In this post we will see how to extract numbers from chemical formula in excel.
Suppose we have a list of chemical formulas as shown below and we would like to pull the number after each of these letters e.g. C,H,N,O etc. the number for atoms can be either single, double or (in the case of H only) triple digit.
Thus the data looks like this:
- C20H37N1O5
- C10H12O3
- C20H19N3O4
- C23H40O3
- C9H13N1O3
- C14H26O4
- C58H100N2O9
We would like to have each element number for the list in separate columns. So in the first example it would be 20 37 1 5 corresponding to C20H37N1O5
We will write a function in VBA that will extract numbers from chemical formula of a compound and list down them below their atomic symbol.
Step 1
Open VB editor from Developer tab in excel as shown in the figure.
Step 2
Insert a module in which we will write a function that will extract numbers from chemical formula.
Step 3
Now double click the newly created module to open that and paste the below code in the module.
Option Explicit
Public Function ChemRegex(ByVal ChemFormula As String, ByVal Element As String) As Long
Dim strPattern As String
strPattern = “([CNHO])([0-9]*)”
‘this pattern is limited to the elements C, N, H and O only.
Dim regEx As New RegExp
Dim Matches As MatchCollection, m As Match
If strPattern <> “” Then
With regEx
.Global = True
.MultiLine = True
.IgnoreCase = False
.Pattern = strPattern
End With
Set Matches = regEx.Execute(ChemFormula)
For Each m In Matches
If m.SubMatches(0) = Element Then
ChemRegex = IIf(Not m.SubMatches(1) = vbNullString, m.SubMatches(1), 1)
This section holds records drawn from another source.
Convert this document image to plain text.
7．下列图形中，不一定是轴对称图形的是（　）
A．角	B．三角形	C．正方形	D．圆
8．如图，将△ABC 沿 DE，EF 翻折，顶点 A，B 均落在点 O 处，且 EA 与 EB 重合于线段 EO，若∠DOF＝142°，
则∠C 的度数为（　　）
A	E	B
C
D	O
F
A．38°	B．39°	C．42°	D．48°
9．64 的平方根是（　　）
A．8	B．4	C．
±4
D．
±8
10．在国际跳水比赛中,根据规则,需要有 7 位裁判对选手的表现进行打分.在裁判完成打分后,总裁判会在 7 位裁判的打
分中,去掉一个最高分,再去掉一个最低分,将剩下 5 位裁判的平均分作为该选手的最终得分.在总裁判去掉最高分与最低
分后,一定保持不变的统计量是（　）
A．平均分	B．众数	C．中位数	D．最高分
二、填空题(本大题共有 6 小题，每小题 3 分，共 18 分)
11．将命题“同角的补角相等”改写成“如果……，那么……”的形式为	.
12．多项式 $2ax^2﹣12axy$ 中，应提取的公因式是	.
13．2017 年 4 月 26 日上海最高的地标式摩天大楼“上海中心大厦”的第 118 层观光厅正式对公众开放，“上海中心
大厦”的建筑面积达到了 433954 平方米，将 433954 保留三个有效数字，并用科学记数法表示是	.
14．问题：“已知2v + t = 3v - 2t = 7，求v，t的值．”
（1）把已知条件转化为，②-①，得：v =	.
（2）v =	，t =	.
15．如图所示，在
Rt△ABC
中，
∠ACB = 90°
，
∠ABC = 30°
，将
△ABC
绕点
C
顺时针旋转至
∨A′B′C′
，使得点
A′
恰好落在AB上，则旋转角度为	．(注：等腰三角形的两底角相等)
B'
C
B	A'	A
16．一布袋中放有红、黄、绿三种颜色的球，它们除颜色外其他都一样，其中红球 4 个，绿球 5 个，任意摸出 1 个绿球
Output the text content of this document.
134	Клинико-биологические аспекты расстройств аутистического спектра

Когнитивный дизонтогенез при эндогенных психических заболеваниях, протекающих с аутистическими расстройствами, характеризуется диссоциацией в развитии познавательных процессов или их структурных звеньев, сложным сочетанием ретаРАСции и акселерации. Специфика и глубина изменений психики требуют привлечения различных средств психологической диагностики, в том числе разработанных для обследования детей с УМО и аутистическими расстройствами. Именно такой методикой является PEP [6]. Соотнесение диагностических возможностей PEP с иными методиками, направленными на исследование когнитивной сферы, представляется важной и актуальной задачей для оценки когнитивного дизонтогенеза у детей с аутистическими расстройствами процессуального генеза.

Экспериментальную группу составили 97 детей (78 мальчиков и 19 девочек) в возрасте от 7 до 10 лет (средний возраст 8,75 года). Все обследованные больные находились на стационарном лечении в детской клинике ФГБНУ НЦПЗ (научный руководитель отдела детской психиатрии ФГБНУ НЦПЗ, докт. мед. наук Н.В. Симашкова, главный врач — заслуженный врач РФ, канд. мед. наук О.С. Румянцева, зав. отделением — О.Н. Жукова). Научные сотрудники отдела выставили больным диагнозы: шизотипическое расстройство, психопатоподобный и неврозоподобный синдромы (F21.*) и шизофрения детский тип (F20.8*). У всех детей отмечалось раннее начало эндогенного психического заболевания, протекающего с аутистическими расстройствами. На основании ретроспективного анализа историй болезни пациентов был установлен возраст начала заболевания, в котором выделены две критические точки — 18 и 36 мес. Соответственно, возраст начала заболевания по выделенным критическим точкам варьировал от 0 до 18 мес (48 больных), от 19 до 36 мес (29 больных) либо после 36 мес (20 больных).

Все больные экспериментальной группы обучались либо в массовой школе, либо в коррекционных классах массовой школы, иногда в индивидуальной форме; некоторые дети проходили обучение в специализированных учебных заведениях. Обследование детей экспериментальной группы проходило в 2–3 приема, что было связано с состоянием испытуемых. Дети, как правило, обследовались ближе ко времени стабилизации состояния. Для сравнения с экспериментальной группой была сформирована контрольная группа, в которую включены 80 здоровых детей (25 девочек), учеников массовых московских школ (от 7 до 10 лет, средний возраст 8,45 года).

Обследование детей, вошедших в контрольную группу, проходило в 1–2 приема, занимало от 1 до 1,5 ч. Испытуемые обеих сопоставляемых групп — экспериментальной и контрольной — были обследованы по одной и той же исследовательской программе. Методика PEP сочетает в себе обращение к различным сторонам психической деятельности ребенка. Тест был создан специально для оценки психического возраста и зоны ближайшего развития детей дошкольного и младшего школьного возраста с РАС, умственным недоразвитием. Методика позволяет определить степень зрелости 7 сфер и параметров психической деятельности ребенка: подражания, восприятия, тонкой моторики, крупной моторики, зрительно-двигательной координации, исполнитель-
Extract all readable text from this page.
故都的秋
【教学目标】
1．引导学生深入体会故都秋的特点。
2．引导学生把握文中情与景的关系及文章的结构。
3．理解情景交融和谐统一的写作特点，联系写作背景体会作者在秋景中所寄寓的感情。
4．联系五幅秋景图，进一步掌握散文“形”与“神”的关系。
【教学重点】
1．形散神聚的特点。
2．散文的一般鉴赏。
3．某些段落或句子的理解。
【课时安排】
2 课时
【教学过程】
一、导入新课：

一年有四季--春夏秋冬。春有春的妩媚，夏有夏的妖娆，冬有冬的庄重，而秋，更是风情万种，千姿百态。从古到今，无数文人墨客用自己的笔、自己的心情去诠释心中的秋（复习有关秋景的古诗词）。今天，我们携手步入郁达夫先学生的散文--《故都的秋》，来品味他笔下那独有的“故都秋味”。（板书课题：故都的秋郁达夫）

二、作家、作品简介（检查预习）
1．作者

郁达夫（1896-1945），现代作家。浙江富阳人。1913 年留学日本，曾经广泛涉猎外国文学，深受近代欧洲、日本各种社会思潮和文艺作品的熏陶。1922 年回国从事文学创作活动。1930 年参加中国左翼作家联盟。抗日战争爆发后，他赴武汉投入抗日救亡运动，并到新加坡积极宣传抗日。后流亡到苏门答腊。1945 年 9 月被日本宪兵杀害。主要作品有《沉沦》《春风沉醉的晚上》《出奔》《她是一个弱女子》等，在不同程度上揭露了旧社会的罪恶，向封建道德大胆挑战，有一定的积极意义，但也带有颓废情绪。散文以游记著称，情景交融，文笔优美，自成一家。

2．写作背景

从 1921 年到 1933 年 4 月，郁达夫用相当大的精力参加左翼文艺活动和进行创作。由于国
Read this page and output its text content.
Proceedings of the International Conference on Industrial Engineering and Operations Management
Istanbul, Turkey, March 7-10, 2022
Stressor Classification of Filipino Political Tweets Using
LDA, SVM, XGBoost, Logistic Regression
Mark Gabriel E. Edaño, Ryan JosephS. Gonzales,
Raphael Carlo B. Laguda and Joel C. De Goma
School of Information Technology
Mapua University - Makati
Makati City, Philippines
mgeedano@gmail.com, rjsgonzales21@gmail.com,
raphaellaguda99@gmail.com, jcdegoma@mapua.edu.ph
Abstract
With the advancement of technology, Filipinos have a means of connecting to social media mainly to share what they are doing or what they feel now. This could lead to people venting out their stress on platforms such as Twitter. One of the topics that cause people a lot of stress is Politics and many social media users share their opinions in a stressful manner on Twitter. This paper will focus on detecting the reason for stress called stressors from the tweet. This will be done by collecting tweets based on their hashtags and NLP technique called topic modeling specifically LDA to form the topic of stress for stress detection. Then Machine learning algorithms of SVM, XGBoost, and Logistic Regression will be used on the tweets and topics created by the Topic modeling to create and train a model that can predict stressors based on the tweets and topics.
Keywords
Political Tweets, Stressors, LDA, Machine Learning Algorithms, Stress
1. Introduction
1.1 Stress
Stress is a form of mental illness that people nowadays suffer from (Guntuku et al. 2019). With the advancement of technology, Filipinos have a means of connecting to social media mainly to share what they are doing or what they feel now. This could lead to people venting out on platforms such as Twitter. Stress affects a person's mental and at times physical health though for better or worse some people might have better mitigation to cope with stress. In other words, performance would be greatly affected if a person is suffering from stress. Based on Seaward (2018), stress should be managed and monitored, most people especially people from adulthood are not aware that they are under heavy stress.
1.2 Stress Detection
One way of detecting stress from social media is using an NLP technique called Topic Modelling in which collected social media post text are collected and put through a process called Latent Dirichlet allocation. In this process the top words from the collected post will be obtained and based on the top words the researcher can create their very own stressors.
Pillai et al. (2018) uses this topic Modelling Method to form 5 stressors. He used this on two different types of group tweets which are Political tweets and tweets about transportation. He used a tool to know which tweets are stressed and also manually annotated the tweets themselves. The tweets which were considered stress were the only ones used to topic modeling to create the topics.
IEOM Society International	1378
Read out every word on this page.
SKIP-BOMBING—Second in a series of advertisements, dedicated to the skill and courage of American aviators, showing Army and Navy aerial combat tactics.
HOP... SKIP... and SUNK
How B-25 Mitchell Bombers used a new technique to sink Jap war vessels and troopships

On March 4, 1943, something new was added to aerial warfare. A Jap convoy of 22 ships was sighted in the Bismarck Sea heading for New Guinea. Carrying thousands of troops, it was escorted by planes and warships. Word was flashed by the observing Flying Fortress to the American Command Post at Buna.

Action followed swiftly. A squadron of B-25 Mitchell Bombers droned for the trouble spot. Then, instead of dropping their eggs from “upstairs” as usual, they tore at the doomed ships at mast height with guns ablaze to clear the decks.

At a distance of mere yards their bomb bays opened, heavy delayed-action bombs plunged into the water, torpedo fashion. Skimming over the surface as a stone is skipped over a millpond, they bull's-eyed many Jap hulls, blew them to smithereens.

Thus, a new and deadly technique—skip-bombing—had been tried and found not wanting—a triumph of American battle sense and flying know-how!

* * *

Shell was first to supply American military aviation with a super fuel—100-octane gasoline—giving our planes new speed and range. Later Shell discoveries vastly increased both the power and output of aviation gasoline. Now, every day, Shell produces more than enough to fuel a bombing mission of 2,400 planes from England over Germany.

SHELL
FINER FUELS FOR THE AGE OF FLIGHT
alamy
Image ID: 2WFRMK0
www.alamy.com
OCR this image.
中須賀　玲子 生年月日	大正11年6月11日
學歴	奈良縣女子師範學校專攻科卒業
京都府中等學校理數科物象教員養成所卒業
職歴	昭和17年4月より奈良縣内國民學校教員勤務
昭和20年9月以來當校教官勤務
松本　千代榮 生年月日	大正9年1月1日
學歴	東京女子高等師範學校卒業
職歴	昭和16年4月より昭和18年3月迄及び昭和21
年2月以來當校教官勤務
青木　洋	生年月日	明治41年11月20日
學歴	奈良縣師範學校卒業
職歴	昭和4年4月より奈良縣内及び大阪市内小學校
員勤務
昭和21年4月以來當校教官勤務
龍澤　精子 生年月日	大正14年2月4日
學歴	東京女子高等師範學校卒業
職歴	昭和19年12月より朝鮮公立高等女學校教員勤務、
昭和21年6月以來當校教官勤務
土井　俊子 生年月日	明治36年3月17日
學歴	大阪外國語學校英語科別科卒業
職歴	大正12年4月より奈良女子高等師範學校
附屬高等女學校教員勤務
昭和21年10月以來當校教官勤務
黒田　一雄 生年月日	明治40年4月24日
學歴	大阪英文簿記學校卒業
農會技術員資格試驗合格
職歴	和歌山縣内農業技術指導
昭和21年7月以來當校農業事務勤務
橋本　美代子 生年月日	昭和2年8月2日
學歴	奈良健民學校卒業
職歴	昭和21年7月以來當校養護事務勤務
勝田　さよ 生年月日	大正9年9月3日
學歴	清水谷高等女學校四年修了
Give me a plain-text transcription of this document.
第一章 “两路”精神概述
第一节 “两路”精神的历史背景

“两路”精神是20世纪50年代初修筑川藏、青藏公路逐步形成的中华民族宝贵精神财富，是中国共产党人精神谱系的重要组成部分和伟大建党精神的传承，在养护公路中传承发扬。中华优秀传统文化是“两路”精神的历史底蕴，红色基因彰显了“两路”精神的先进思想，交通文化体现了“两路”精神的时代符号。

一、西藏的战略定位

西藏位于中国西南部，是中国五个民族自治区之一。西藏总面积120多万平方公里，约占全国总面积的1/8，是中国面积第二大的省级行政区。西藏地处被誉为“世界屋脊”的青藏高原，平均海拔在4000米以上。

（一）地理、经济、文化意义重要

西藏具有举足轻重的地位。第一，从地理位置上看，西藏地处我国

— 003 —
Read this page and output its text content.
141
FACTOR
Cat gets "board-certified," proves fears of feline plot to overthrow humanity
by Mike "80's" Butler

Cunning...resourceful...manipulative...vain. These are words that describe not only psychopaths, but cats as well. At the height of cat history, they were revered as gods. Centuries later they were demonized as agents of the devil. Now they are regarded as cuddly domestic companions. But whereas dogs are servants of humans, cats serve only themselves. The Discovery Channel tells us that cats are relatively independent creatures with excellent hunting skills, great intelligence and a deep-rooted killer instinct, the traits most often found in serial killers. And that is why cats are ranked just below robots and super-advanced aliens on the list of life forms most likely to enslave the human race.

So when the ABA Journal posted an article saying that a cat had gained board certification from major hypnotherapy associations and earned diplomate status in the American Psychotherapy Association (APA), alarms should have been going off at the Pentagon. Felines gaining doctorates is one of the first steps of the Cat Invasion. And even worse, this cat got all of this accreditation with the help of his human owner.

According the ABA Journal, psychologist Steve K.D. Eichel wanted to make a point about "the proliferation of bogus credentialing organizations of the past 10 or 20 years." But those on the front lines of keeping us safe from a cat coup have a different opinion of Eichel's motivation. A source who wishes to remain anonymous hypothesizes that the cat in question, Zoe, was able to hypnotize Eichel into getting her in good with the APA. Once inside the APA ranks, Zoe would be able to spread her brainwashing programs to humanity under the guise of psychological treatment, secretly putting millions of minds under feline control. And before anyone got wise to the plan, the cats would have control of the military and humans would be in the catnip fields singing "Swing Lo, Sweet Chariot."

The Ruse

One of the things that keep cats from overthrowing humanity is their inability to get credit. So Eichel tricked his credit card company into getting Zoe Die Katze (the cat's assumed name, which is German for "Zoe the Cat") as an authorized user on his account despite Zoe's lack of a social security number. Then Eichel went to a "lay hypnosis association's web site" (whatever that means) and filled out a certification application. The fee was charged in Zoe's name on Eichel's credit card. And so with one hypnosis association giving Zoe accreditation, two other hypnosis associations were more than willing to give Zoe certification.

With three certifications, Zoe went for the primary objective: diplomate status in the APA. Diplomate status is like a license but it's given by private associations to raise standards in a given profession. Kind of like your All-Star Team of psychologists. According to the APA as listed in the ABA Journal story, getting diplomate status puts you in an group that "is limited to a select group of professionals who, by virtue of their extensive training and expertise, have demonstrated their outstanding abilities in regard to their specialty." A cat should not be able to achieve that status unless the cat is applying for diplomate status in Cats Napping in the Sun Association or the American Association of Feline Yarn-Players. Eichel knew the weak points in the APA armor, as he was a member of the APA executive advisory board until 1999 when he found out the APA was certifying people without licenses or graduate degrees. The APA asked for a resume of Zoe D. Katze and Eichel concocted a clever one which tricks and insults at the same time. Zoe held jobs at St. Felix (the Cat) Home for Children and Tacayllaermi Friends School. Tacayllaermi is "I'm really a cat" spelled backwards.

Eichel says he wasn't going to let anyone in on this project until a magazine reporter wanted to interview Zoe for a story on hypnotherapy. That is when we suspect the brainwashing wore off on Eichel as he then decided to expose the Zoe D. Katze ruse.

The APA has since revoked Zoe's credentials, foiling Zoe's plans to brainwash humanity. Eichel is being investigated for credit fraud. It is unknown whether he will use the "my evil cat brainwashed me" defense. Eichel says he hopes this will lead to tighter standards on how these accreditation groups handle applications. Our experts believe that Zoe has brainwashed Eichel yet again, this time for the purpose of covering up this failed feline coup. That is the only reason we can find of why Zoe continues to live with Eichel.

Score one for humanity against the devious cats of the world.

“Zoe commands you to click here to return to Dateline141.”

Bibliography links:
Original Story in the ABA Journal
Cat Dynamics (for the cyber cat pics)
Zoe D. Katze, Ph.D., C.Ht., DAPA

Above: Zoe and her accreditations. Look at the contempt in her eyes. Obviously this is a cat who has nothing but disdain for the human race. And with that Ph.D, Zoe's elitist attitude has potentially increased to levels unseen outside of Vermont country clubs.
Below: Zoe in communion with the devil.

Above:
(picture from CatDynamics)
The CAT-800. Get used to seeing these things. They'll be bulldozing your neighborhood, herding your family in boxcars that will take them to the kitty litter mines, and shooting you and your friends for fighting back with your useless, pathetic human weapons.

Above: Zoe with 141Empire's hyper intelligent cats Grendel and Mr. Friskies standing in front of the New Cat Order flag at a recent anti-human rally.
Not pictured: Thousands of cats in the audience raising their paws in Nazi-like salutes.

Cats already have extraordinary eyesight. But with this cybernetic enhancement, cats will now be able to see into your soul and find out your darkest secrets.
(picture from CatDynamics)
‘this IIF ensures that in CH4O the C and O are count as 1
Exit For
End If
Next m
End If
End Function
Step 4
Add reference to regex under Tools then References and select Microsoft VBScript Regular Expression 5.5
Step 5
Now, create a row with all the atomic elements that you may have in your chemical formulas from which the numbers will be extracted as shown below in the picture e.g. C,H,S,O,N etc
Insert the formula =ChemRegex($A2,B$1) in the cell B2 that will extract the number of element in the chemical formula for the atomic element that we have in cell B1.
Now copy and paste the formula through entire range and we will get the numbers extracted from chemical compound in excel sheet.
We can use this function to extract the numbers from any chemical formula including the formula that has parentheses in it and you can customize the values in Row 1 to accommodate all the atomic elements that you may have in your list.
Hope this helped.